The first AI college entrance examination evaluation results are released, GPT-4o takes second place

Author：Eve Cole Update Time：2025-02-23 21:50:02

The Shanghai Artificial Intelligence Laboratory recently conducted a unique "College Entrance Examination". Seven AI models, including GPT-4o, underwent comprehensive tests in Chinese, mathematics and English, using the national new curriculum standard I paper and manual marking. approach to ensure the fairness and impartiality of the test. This test aims to evaluate the AI model's ability to handle college entrance examination questions and provide reference data for future AI technology development. The models participating in the test cover many well-known institutions at home and abroad, showing the different directions and levels of current AI technology development.

In the world of artificial intelligence, the college entrance examination is no longer just a stage for humans.

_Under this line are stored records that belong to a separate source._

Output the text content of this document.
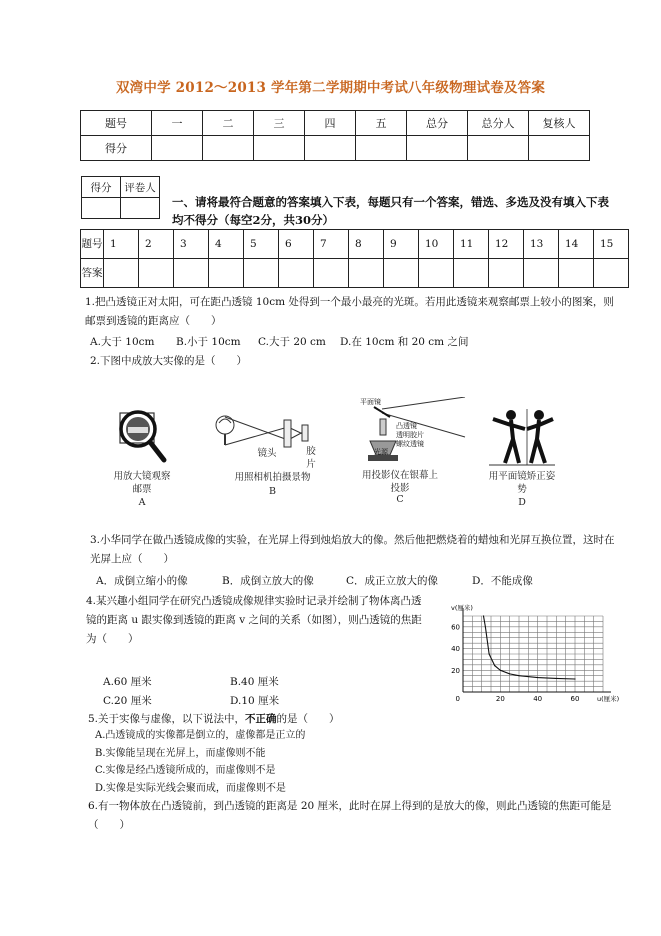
双湾中学 2012～2013 学年第二学期期中考试八年级物理试卷及答案
题号	一	二	三	四	五	总分	总分人	复核人
得分								
得分	评卷人

一、请将最符合题意的答案填入下表，每题只有一个答案，错选、多选及没有填入下表均不得分（每空2分，共30分）
题号	1	2	3	4	5	6	7	8	9	10	11	12	13	14	15
答案															
1.把凸透镜正对太阳，可在距凸透镜 10cm 处得到一个最小最亮的光斑。若用此透镜来观察邮票上较小的图案，则邮票到透镜的距离应（　　）
A.大于 10cm B.小于 10cm C.大于 20 cm D.在 10cm 和 20 cm 之间
2.下图中成放大实像的是（　　）
用放大镜观察邮票
A
镜头	胶片
用照相机拍摄景物
B
平面镜
凸透镜
透明胶片
螺纹透镜
光源
用投影仪在银幕上投影
C
用平面镜矫正姿势
D
3.小华同学在做凸透镜成像的实验，在光屏上得到烛焰放大的像。然后他把燃烧着的蜡烛和光屏互换位置，这时在光屏上应（　　）
A．成倒立缩小的像	B．成倒立放大的像	C．成正立放大的像	D．不能成像
4.某兴趣小组同学在研究凸透镜成像规律实验时记录并绘制了物体离凸透镜的距离 u 跟实像到透镜的距离 v 之间的关系（如图），则凸透镜的焦距为（　　）
A.60 厘米	B.40 厘米
C.20 厘米	D.10 厘米	20	40	60
20
40
60
0
v(厘米)
u(厘米)
5.关于实像与虚像，以下说法中，不正确的是（　　）
A.凸透镜成的实像都是倒立的，虚像都是正立的
B.实像能呈现在光屏上，而虚像则不能
C.实像是经凸透镜所成的，而虚像则不是
D.实像是实际光线会聚而成，而虚像则不是
6.有一物体放在凸透镜前，到凸透镜的距离是 20 厘米，此时在屏上得到的是放大的像，则此凸透镜的焦距可能是　　（　　）
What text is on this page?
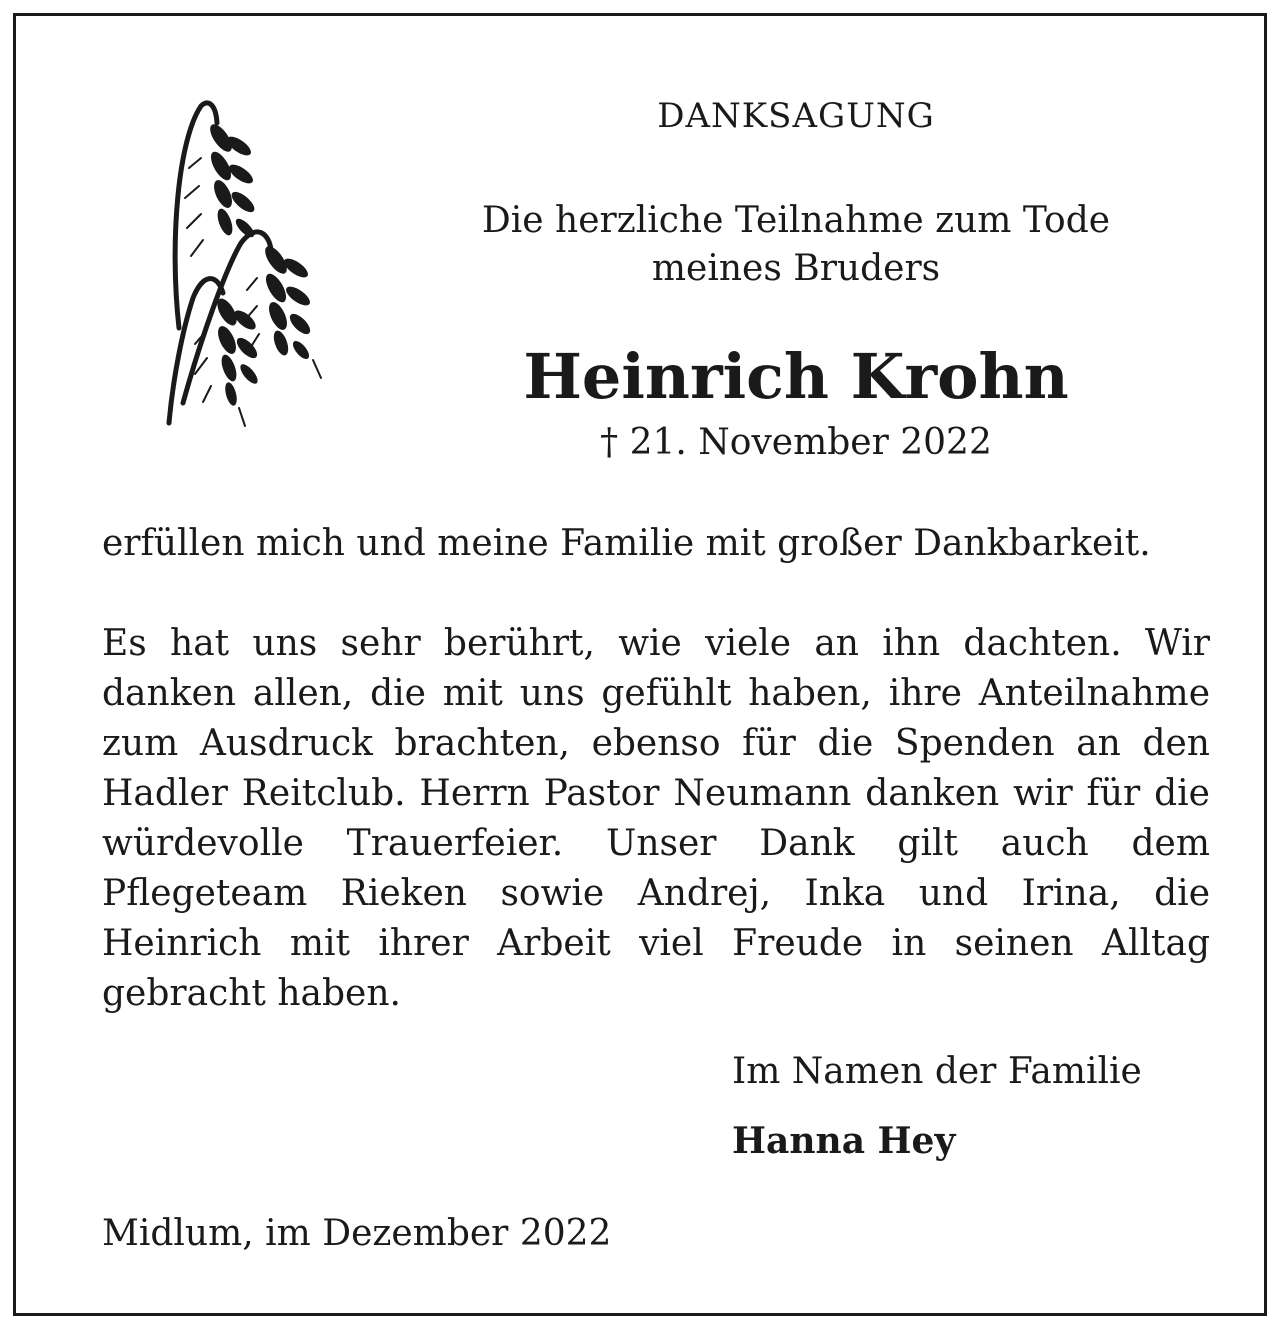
DANKSAGUNG
Die herzliche Teilnahme zum Tode
meines Bruders
Heinrich Krohn
† 21. November 2022
erfüllen mich und meine Familie mit großer Dankbarkeit.
Es hat uns sehr berührt, wie viele an ihn dachten. Wir danken allen, die mit uns gefühlt haben, ihre Anteilnahme zum Ausdruck brachten, ebenso für die Spenden an den Hadler Reitclub. Herrn Pastor Neumann danken wir für die würdevolle Trauerfeier. Unser Dank gilt auch dem Pflegeteam Rieken sowie Andrej, Inka und Irina, die Heinrich mit ihrer Arbeit viel Freude in seinen Alltag gebracht haben.
Im Namen der Familie
Hanna Hey
Midlum, im Dezember 2022
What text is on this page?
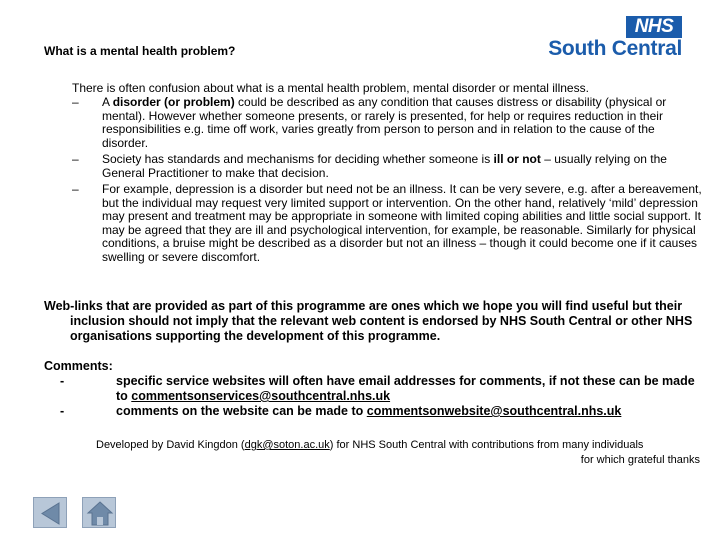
What is a mental health problem?
NHS
South Central

There is often confusion about what is a mental health problem, mental disorder or mental illness.

– A disorder (or problem) could be described as any condition that causes distress or disability (physical or mental). However whether someone presents, or rarely is presented, for help or requires reduction in their responsibilities e.g. time off work, varies greatly from person to person and in relation to the cause of the disorder.
– Society has standards and mechanisms for deciding whether someone is ill or not – usually relying on the General Practitioner to make that decision.
– For example, depression is a disorder but need not be an illness. It can be very severe, e.g. after a bereavement, but the individual may request very limited support or intervention. On the other hand, relatively ‘mild’ depression may present and treatment may be appropriate in someone with limited coping abilities and little social support. It may be agreed that they are ill and psychological intervention, for example, be reasonable. Similarly for physical conditions, a bruise might be described as a disorder but not an illness – though it could become one if it causes swelling or severe discomfort.

Web-links that are provided as part of this programme are ones which we hope you will find useful but their inclusion should not imply that the relevant web content is endorsed by NHS South Central or other NHS organisations supporting the development of this programme.

Comments:

-	specific service websites will often have email addresses for comments, if not these can be made to commentsonservices@southcentral.nhs.uk

-	comments on the website can be made to commentsonwebsite@southcentral.nhs.uk

Developed by David Kingdon (dgk@soton.ac.uk) for NHS South Central with contributions from many individuals
for which grateful thanks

Recently, the Shanghai Artificial Intelligence Laboratory used a unique "College Entrance Examination" to let us witness the academic strength of AI. They adopted the OpenCompass evaluation system and subjected seven AI models, including GPT-4o, to comprehensive proficiency tests in Chinese, mathematics and English.

2_1718848649312_ai2023_A_large_classroom_filled_with_rows_of_robots_sitting_at__db532bea-895e-4609-b80c-5fedf4ecf846.png

This test used Paper I of the new national curriculum standard, which ensured that all participating open source models were open sourced before the college entrance examination, ensuring the fairness of the test. Moreover, these AI "answer papers" are manually judged by teachers with experience in college entrance examination marking, striving to be close to the real marking standards.

The models participating in the evaluation come from different backgrounds, including the open-source Mixtral8x22B dialogue model from the French AI startup Mistral, Yi-1.5-34B from Zero One Thousand Things Company, GLM-4-9B from Zhipu AI, and InternLM2 from the Shanghai Artificial Intelligence Laboratory. -20B-WQX, and Alibaba’s Qwen2 series. GPT-4o participates in the evaluation as a closed source model and is for reference only.

The results were announced. Qwen2-72B ranked first with a total score of 303 points, followed by GPT-4o with 296 points, and InternLM2-20B-WQX ranked third with 295.5 points. These models performed well in Chinese and English subjects, with an average score of 67% in Chinese and 81% in English. However, in the mathematics subject, the average score rate of all models is only 36%, showing that AI still has a lot of room for improvement in mathematical reasoning.

The marking teacher conducted a comprehensive analysis of the AI model's answer sheet. In Chinese subjects, the models are generally good at reading and understanding modern texts, but they are slightly deficient in classical Chinese and composition. In terms of mathematics, although the models have strong formula memory capabilities, they are still lacking in flexible application in the problem-solving process. The overall performance of the English subject is good, but on certain question types, some models have lower scoring rates.

This "big model college entrance examination" not only allows us to see the potential of AI in the academic field, but also reveals their limitations in understanding and applying knowledge. As technology continues to advance, we have reason to believe that AI in the future will become smarter and better serve human society.

Through this AI "college entrance examination", we can clearly see the progress and shortcomings of AI technology, which provides valuable experience for future AI development and a new perspective for our understanding of artificial intelligence. It is believed that in the near future, AI will demonstrate more powerful capabilities in more fields.